ヨシノは人造衛星の建設現場を見物したり、ルウやアランたちを相手に話をしたりして、さらには独立派の人々とも接点を持った。
そんな中で見えてきたのは、人造衛星にいるものと独立派のものでも、微妙な差があることだ。
独立派から聞く話は、未来の話が多い。そしていつか、自分たちがここだと定めた新天地にたどり着く、と語る。
しかし人造衛星の作業員たちは、どこかへ行きたいとか、そういうことは言わない。
今、建造している真っ最中の人造衛星のことしか語らないのだ。
つまりこここそが、作業員にとって生きる場所、大地ということだ。
そんな見聞きした話を、ヨシノは誰よりも、ヘンリエッタ准尉を相手に伝えた。ヘンリエッタ准尉は興味深そうに話を聞き、最後には眠そうな顔になり、それでヨシノは自分が一方的に話し続けていることに気づくのだ。
やがて、脱走船団が土星共同体の元へ寄港した、という連絡が入った。
「不愉快な男だが、行動はした」
会議室で、デニーロ元大佐がヨシノにそう言った時、すでに会議室にはルウとアラン、デニーロ元大佐、そしてヨシノとイアン中佐しかいなかった。空気も危険とは無縁である。
立ち上がった元大佐がヨシノに手を差し出したので、ヨシノはその使い古されたようなこわばった手を握り返した。

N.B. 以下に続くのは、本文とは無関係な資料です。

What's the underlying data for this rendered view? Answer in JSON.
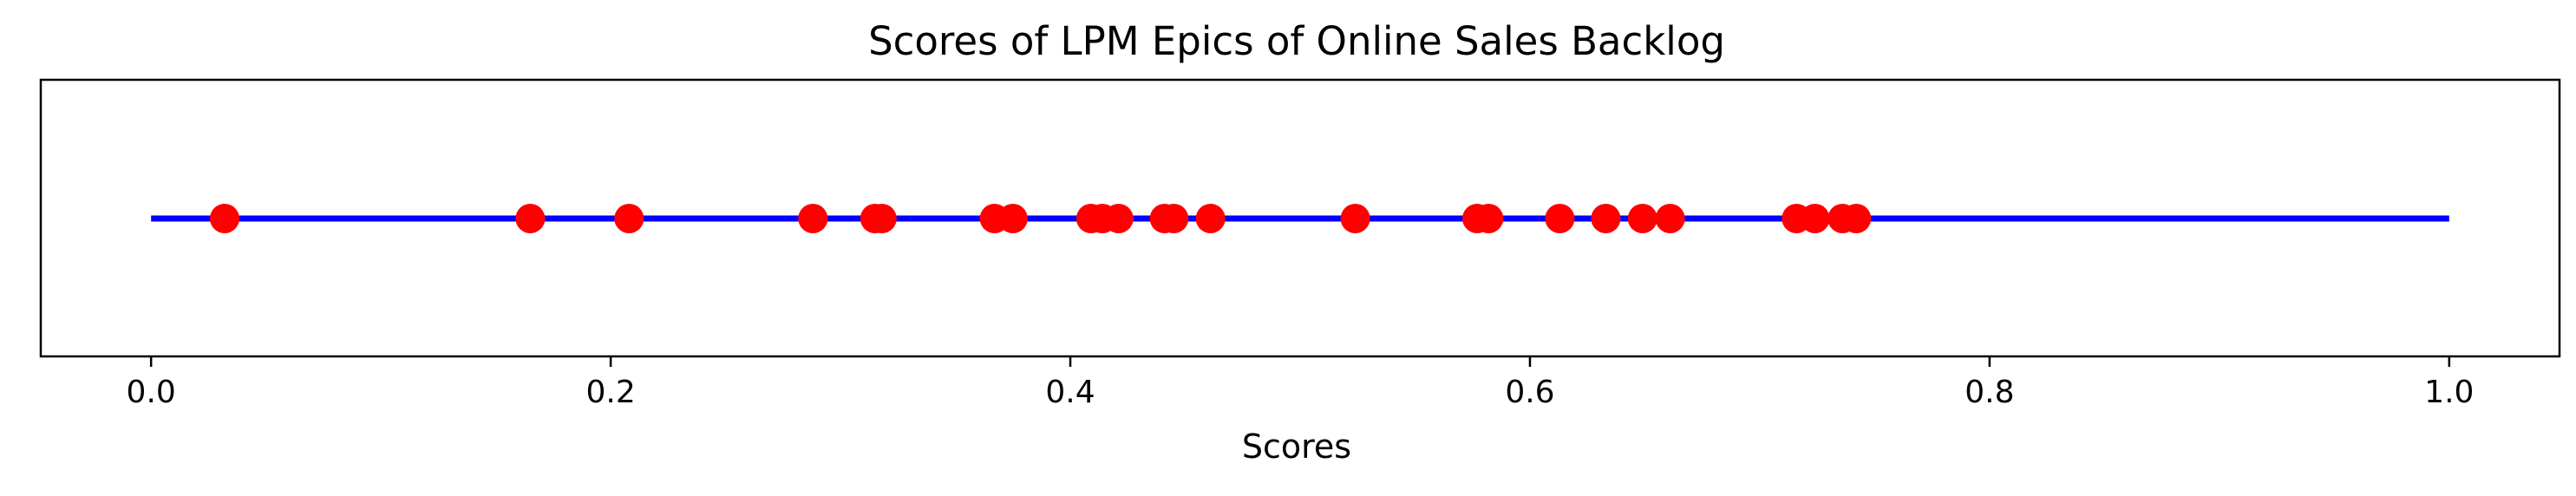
{
  "chart_data": {
    "type": "scatter",
    "title": "Scores of LPM Epics of Online Sales Backlog",
    "xlabel": "Scores",
    "ylabel": "",
    "xlim": [
      -0.048,
      1.048
    ],
    "xticks": [
      0.0,
      0.2,
      0.4,
      0.6,
      0.8,
      1.0
    ],
    "xtick_labels": [
      "0.0",
      "0.2",
      "0.4",
      "0.6",
      "0.8",
      "1.0"
    ],
    "line": {
      "x": [
        0.0,
        1.0
      ],
      "color": "#0000ff"
    },
    "points": [
      0.032,
      0.165,
      0.208,
      0.288,
      0.315,
      0.318,
      0.367,
      0.375,
      0.409,
      0.414,
      0.421,
      0.441,
      0.445,
      0.461,
      0.524,
      0.577,
      0.582,
      0.613,
      0.633,
      0.649,
      0.661,
      0.716,
      0.724,
      0.736,
      0.742
    ],
    "point_color": "#ff0000",
    "grid": false,
    "legend": "none"
  }
}
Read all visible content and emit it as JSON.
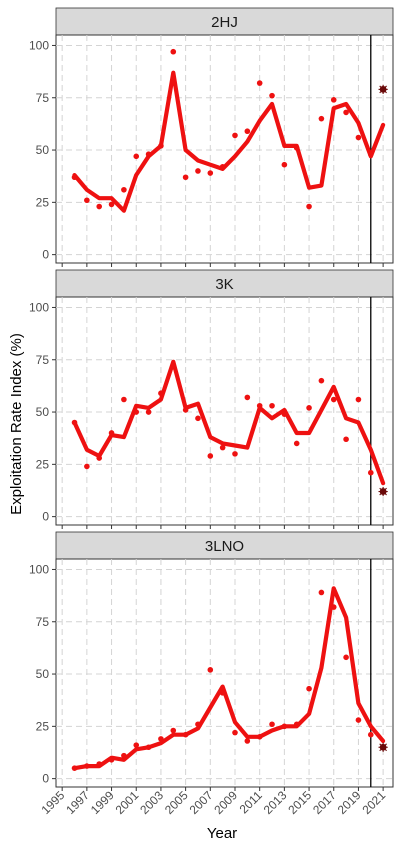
{
  "chart_data": {
    "type": "line",
    "xlabel": "Year",
    "ylabel": "Exploitation Rate Index (%)",
    "x_ticks": [
      "1995",
      "1997",
      "1999",
      "2001",
      "2003",
      "2005",
      "2007",
      "2009",
      "2011",
      "2013",
      "2015",
      "2017",
      "2019",
      "2021"
    ],
    "xlim": [
      1994.5,
      2021.8
    ],
    "ylim": [
      -4,
      105
    ],
    "y_ticks": [
      "0",
      "25",
      "50",
      "75",
      "100"
    ],
    "vline_x": 2020,
    "colors": {
      "line": "#ee1111",
      "points": "#ee1111",
      "forecast": "#6b0a0a",
      "vline": "#000000"
    },
    "panels": [
      {
        "title": "2HJ",
        "line": {
          "x": [
            1996,
            1997,
            1998,
            1999,
            2000,
            2001,
            2002,
            2003,
            2004,
            2005,
            2006,
            2007,
            2008,
            2009,
            2010,
            2011,
            2012,
            2013,
            2014,
            2015,
            2016,
            2017,
            2018,
            2019,
            2020,
            2021
          ],
          "y": [
            38,
            31,
            27,
            27,
            21,
            38,
            47,
            52,
            87,
            50,
            45,
            43,
            41,
            47,
            54,
            64,
            72,
            52,
            52,
            32,
            33,
            70,
            72,
            63,
            47,
            62
          ]
        },
        "points": {
          "x": [
            1996,
            1997,
            1998,
            1999,
            2000,
            2001,
            2002,
            2003,
            2004,
            2005,
            2006,
            2007,
            2008,
            2009,
            2010,
            2011,
            2012,
            2013,
            2014,
            2015,
            2016,
            2017,
            2018,
            2019,
            2020
          ],
          "y": [
            37,
            26,
            23,
            24,
            31,
            47,
            48,
            52,
            97,
            37,
            40,
            39,
            42,
            57,
            59,
            82,
            76,
            43,
            51,
            23,
            65,
            74,
            68,
            56,
            48
          ]
        },
        "forecast": {
          "x": 2021,
          "y": 79
        }
      },
      {
        "title": "3K",
        "line": {
          "x": [
            1996,
            1997,
            1998,
            1999,
            2000,
            2001,
            2002,
            2003,
            2004,
            2005,
            2006,
            2007,
            2008,
            2009,
            2010,
            2011,
            2012,
            2013,
            2014,
            2015,
            2016,
            2017,
            2018,
            2019,
            2020,
            2021
          ],
          "y": [
            45,
            32,
            29,
            39,
            38,
            53,
            52,
            56,
            74,
            52,
            54,
            38,
            35,
            34,
            33,
            52,
            47,
            51,
            40,
            40,
            51,
            62,
            47,
            45,
            32,
            16
          ]
        },
        "points": {
          "x": [
            1996,
            1997,
            1998,
            1999,
            2000,
            2001,
            2002,
            2003,
            2004,
            2005,
            2006,
            2007,
            2008,
            2009,
            2010,
            2011,
            2012,
            2013,
            2014,
            2015,
            2016,
            2017,
            2018,
            2019,
            2020
          ],
          "y": [
            45,
            24,
            28,
            40,
            56,
            50,
            50,
            59,
            72,
            51,
            47,
            29,
            33,
            30,
            57,
            53,
            53,
            49,
            35,
            52,
            65,
            56,
            37,
            56,
            21
          ]
        },
        "forecast": {
          "x": 2021,
          "y": 12
        }
      },
      {
        "title": "3LNO",
        "line": {
          "x": [
            1996,
            1997,
            1998,
            1999,
            2000,
            2001,
            2002,
            2003,
            2004,
            2005,
            2006,
            2007,
            2008,
            2009,
            2010,
            2011,
            2012,
            2013,
            2014,
            2015,
            2016,
            2017,
            2018,
            2019,
            2020,
            2021
          ],
          "y": [
            5,
            6,
            6,
            10,
            9,
            14,
            15,
            17,
            21,
            21,
            24,
            34,
            44,
            27,
            20,
            20,
            23,
            25,
            25,
            31,
            53,
            91,
            77,
            36,
            25,
            18
          ]
        },
        "points": {
          "x": [
            1996,
            1997,
            1998,
            1999,
            2000,
            2001,
            2002,
            2003,
            2004,
            2005,
            2006,
            2007,
            2008,
            2009,
            2010,
            2011,
            2012,
            2013,
            2014,
            2015,
            2016,
            2017,
            2018,
            2019,
            2020
          ],
          "y": [
            5,
            6,
            7,
            9,
            11,
            16,
            15,
            19,
            23,
            21,
            26,
            52,
            41,
            22,
            18,
            20,
            26,
            25,
            26,
            43,
            89,
            82,
            58,
            28,
            21
          ]
        },
        "forecast": {
          "x": 2021,
          "y": 15
        }
      }
    ]
  }
}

ロバート元大佐が部屋を出て行き、ルウが安堵したようにヨシノを見た。
「俺たちもきみには大きな借りを作ったな。うまく、返済しなくちゃ」
ルウがそういったので、ヨシノは一度、頷いてからイアン中佐を下がらせた。ルウが雰囲気を察したのだろう、彼もアランを部屋から出した。
会議室に二人きりになり、ヨシノはぐっと身を乗り出した。
「独立派はいくらで、この人造衛星を買ったのですか?」
静かな声だったが、ルウの驚きはかなりのものだった。危うく椅子から転げ落ちそうになったほどだ。
姿勢を取り戻したルウが「お人が悪い」などというが、すでに彼の額は汗が雫を作りつつある。
「まだ僕はこの推測を誰にも話していません。まだ、です」
「余計なことを知られると困ったことになります、大佐」
ヨシノはルウが脇の下に拳銃を隠しているのを知っていた。
撃たれるだろうか。
ヨシノは特に何も保険をかけていなかった。
その程度には、腹の底が見えているのだ。
その自分の見当に頼るしかない。
お互いに身を乗り出すようにしていたが、ルウの方から身を引いた。
いつから知っていたのですか、とルウが小さな声で言った。